Il y a un homme qui symbolise mieux que tout cette grande confrérie du fric de droite et du fric de gauche. C’est Alain Minc, tantôt pour la gauche moderne, tantôt pour la droite, consultant et écrivain prolixe (surtout à la photocopieuse : ça va plus vite qu’au stylo). “ Pour fêter ses 50 ans, Minc réunit à la table du Grand Véfour, le 14 avril 1999, un “ nectar de Who's Who”. Par ordre alphabétique, citons Martine Aubry, Pierre Bergé, Vincent Bolloré, Michel Bon, Jean-Marie Colombani, Jean Drucker, Franz-Olivier Giesbert, Bernard Kouchner, Philippe Labro, Pascal Lamy, Gérard Mestrallet, Jean-Charles Naouri, Jean Peyrelevade, François Pinault, David de Rothschild, Ernest-Antoine Seillière, Louis Schweitzer, Anne Sinclair, Dominique Strauss-Kahn et Jean-Claude Trichet. Attention, précise un de ces heureux invités, ce n'étaient pas pures mondanités : “C'est vrai qu'Alain est snob comme un pot de chambre ”, mais  “ les gens qui étaient là n'auraient normalement jamais dîné ensemble ”.[7] ”

 

Il y a évidemment des différences importantes entre les types d’hommes. Louis Schweitzer ou Christian Blanc ne ressemblent pas à Jean-Charles Naouri. Mais ces différences deviennent secondaires si on considère que le lien et le passage entre la politique et les affaires, qui constituait l’exception, est devenu la règle dans les cabinets socialistes. Ce qui était vrai essentiellement des partis de droite est devenu une des caractéristiques du Parti Socialiste et cela a nécessairement une signification politique.

 

Si, prenant un peu de recul, on considère maintenant le tableau d’ensemble, on ne manquera pas d’être frappé par la dynamique qui s’est mise en route avec l’arrivée au pouvoir de la gauche en 1981. Toute une génération de hauts fonctionnaires, souvent encore jeunes, va arriver aux affaires. Unissant idées modernistes, voire teintées de gauchisme à une forte culture de la compétence technique, ils vont progressivement pénétrer tous les rouages de l’appareil d’État et de l’économie. Puis, chevauchant la vague néolibérale, eux qui furent embauchés sous l’enseigne de la “ rupture avec le capitalisme ” vont se retrouver à la tête des plus grandes entreprises, souvent privatisées sous les gouvernements de droite et de gauche. On passe d’un capitalisme d’État qui se voulait “ socialiste ” à un capitalisme privé qui a pris entièrement le contrôle de l’État.

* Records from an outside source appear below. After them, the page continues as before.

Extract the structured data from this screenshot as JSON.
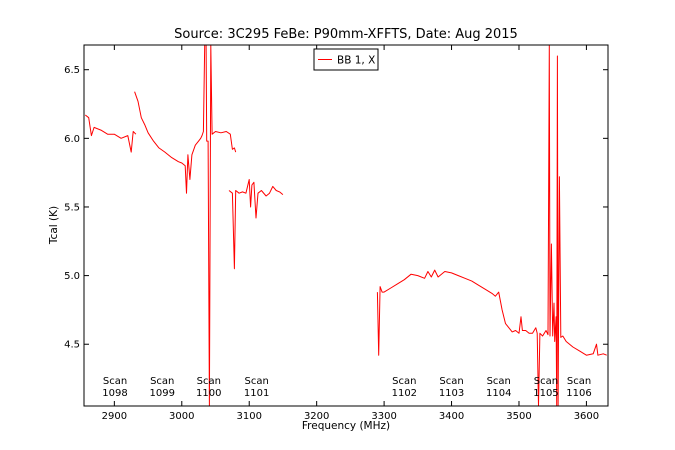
{
  "chart_data": {
    "type": "line",
    "title": "Source: 3C295 FeBe: P90mm-XFFTS, Date: Aug 2015",
    "xlabel": "Frequency (MHz)",
    "ylabel": "Tcal (K)",
    "xlim": [
      2855,
      3632
    ],
    "ylim": [
      4.05,
      6.68
    ],
    "xticks": [
      2900,
      3000,
      3100,
      3200,
      3300,
      3400,
      3500,
      3600
    ],
    "yticks": [
      4.5,
      5.0,
      5.5,
      6.0,
      6.5
    ],
    "xtick_labels": [
      "2900",
      "3000",
      "3100",
      "3200",
      "3300",
      "3400",
      "3500",
      "3600"
    ],
    "ytick_labels": [
      "4.5",
      "5.0",
      "5.5",
      "6.0",
      "6.5"
    ],
    "grid": false,
    "legend_position": "top-center",
    "series": [
      {
        "name": "BB 1, X",
        "color": "#ff0000",
        "segments": [
          [
            [
              2857,
              6.17
            ],
            [
              2862,
              6.15
            ],
            [
              2866,
              6.02
            ],
            [
              2870,
              6.08
            ],
            [
              2880,
              6.06
            ],
            [
              2890,
              6.03
            ],
            [
              2900,
              6.03
            ],
            [
              2910,
              6.0
            ],
            [
              2920,
              6.02
            ],
            [
              2925,
              5.9
            ],
            [
              2928,
              6.05
            ],
            [
              2932,
              6.03
            ]
          ],
          [
            [
              2930,
              6.34
            ],
            [
              2935,
              6.27
            ],
            [
              2940,
              6.15
            ],
            [
              2945,
              6.1
            ],
            [
              2950,
              6.04
            ],
            [
              2958,
              5.98
            ],
            [
              2966,
              5.93
            ],
            [
              2975,
              5.9
            ],
            [
              2985,
              5.86
            ],
            [
              2995,
              5.83
            ],
            [
              3000,
              5.82
            ],
            [
              3005,
              5.8
            ],
            [
              3007,
              5.6
            ],
            [
              3009,
              5.88
            ],
            [
              3012,
              5.7
            ],
            [
              3015,
              5.88
            ],
            [
              3020,
              5.95
            ],
            [
              3025,
              5.98
            ],
            [
              3028,
              6.0
            ],
            [
              3030,
              6.02
            ],
            [
              3032,
              6.05
            ],
            [
              3034,
              6.68
            ],
            [
              3036,
              6.68
            ],
            [
              3037,
              5.98
            ],
            [
              3039,
              5.98
            ],
            [
              3041,
              4.05
            ],
            [
              3043,
              6.68
            ],
            [
              3045,
              6.03
            ],
            [
              3050,
              6.05
            ],
            [
              3058,
              6.04
            ],
            [
              3066,
              6.05
            ],
            [
              3072,
              6.03
            ],
            [
              3075,
              5.92
            ],
            [
              3078,
              5.93
            ],
            [
              3080,
              5.9
            ]
          ],
          [
            [
              3070,
              5.62
            ],
            [
              3075,
              5.6
            ],
            [
              3078,
              5.05
            ],
            [
              3080,
              5.62
            ],
            [
              3085,
              5.6
            ],
            [
              3090,
              5.61
            ],
            [
              3095,
              5.6
            ],
            [
              3100,
              5.7
            ],
            [
              3102,
              5.5
            ],
            [
              3104,
              5.66
            ],
            [
              3107,
              5.68
            ],
            [
              3110,
              5.42
            ],
            [
              3113,
              5.6
            ],
            [
              3118,
              5.62
            ],
            [
              3125,
              5.58
            ],
            [
              3130,
              5.6
            ],
            [
              3135,
              5.65
            ],
            [
              3140,
              5.62
            ],
            [
              3145,
              5.61
            ],
            [
              3150,
              5.59
            ]
          ],
          [
            [
              3290,
              4.88
            ],
            [
              3292,
              4.42
            ],
            [
              3294,
              4.92
            ],
            [
              3297,
              4.88
            ],
            [
              3300,
              4.88
            ],
            [
              3310,
              4.91
            ],
            [
              3320,
              4.94
            ],
            [
              3330,
              4.97
            ],
            [
              3340,
              5.01
            ],
            [
              3350,
              5.0
            ],
            [
              3360,
              4.98
            ],
            [
              3365,
              5.03
            ],
            [
              3370,
              4.99
            ],
            [
              3375,
              5.04
            ],
            [
              3380,
              4.99
            ],
            [
              3390,
              5.03
            ],
            [
              3400,
              5.02
            ],
            [
              3410,
              5.0
            ],
            [
              3420,
              4.98
            ],
            [
              3430,
              4.96
            ],
            [
              3440,
              4.93
            ],
            [
              3450,
              4.9
            ],
            [
              3460,
              4.87
            ],
            [
              3465,
              4.85
            ],
            [
              3470,
              4.88
            ],
            [
              3475,
              4.75
            ],
            [
              3480,
              4.65
            ],
            [
              3485,
              4.62
            ],
            [
              3490,
              4.59
            ],
            [
              3495,
              4.6
            ],
            [
              3500,
              4.58
            ],
            [
              3503,
              4.7
            ],
            [
              3505,
              4.6
            ],
            [
              3510,
              4.6
            ],
            [
              3515,
              4.58
            ],
            [
              3520,
              4.58
            ],
            [
              3525,
              4.62
            ],
            [
              3527,
              4.58
            ],
            [
              3529,
              4.05
            ],
            [
              3531,
              4.58
            ],
            [
              3535,
              4.56
            ],
            [
              3540,
              4.6
            ],
            [
              3543,
              4.57
            ],
            [
              3545,
              6.68
            ],
            [
              3546,
              4.56
            ],
            [
              3548,
              5.23
            ],
            [
              3550,
              4.56
            ],
            [
              3552,
              4.8
            ],
            [
              3553,
              4.52
            ],
            [
              3555,
              4.7
            ],
            [
              3556,
              4.05
            ],
            [
              3557,
              6.6
            ],
            [
              3558,
              4.05
            ],
            [
              3560,
              5.72
            ],
            [
              3562,
              4.55
            ],
            [
              3565,
              4.56
            ],
            [
              3570,
              4.52
            ],
            [
              3580,
              4.48
            ],
            [
              3590,
              4.45
            ],
            [
              3600,
              4.42
            ],
            [
              3610,
              4.43
            ],
            [
              3615,
              4.5
            ],
            [
              3617,
              4.42
            ],
            [
              3625,
              4.43
            ],
            [
              3630,
              4.42
            ]
          ]
        ]
      }
    ],
    "annotations": [
      {
        "x": 2901,
        "lines": [
          "Scan",
          "1098"
        ]
      },
      {
        "x": 2971,
        "lines": [
          "Scan",
          "1099"
        ]
      },
      {
        "x": 3040,
        "lines": [
          "Scan",
          "1100"
        ]
      },
      {
        "x": 3111,
        "lines": [
          "Scan",
          "1101"
        ]
      },
      {
        "x": 3330,
        "lines": [
          "Scan",
          "1102"
        ]
      },
      {
        "x": 3400,
        "lines": [
          "Scan",
          "1103"
        ]
      },
      {
        "x": 3470,
        "lines": [
          "Scan",
          "1104"
        ]
      },
      {
        "x": 3540,
        "lines": [
          "Scan",
          "1105"
        ]
      },
      {
        "x": 3589,
        "lines": [
          "Scan",
          "1106"
        ]
      }
    ]
  }
}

En changeant ce qui doit être changé, ce processus rappelle étrangement le démantèlement de l’ex-Union Soviétique. Les bureaucrates formés à l’école du Gosplan vont engager la privatisation de l’économie d’État … et s’en partager les dépouilles.

 

Nous n’avons qu’effleuré les phénomènes de corruption, les “ affaires ” qui ont pourri le deuxième septennat de Mitterrand. Les “ affaires ” sont révélatrices, mais elles ne sont pas l’essentiel et peuvent même le masquer. L’essentiel c’est la transformation radicale de la relation entre le PS et les classes dominantes et du même coup le bouleversement de tout le champ politique, qui ne se circonscrit pas à la géographie parlementaire mais concerne la représentation politique de la nation dans toutes ses composantes et avec tous ses conflits. Cette transformation des liens entre les possesseurs de capital – les vrais, pas les petits épargnants qui se font plumer dans l’opération Eurotunnel – et le Parti Socialiste a plusieurs conséquences :

  • Le PS n’est plus un parti pour la gestion loyale du capitalisme en temps de crise, comme ce fut le cas en 1936. Il est une solution sérieuse et durable pour les classes dominantes, au même titre que le sont les partis de la droite classique. Nous avons même vu que le PS possède sur ces derniers quelques avantages décisifs, notamment celui d’être moins lié à la tradition conservatrice pesante pour la “ nouvelle économie ”.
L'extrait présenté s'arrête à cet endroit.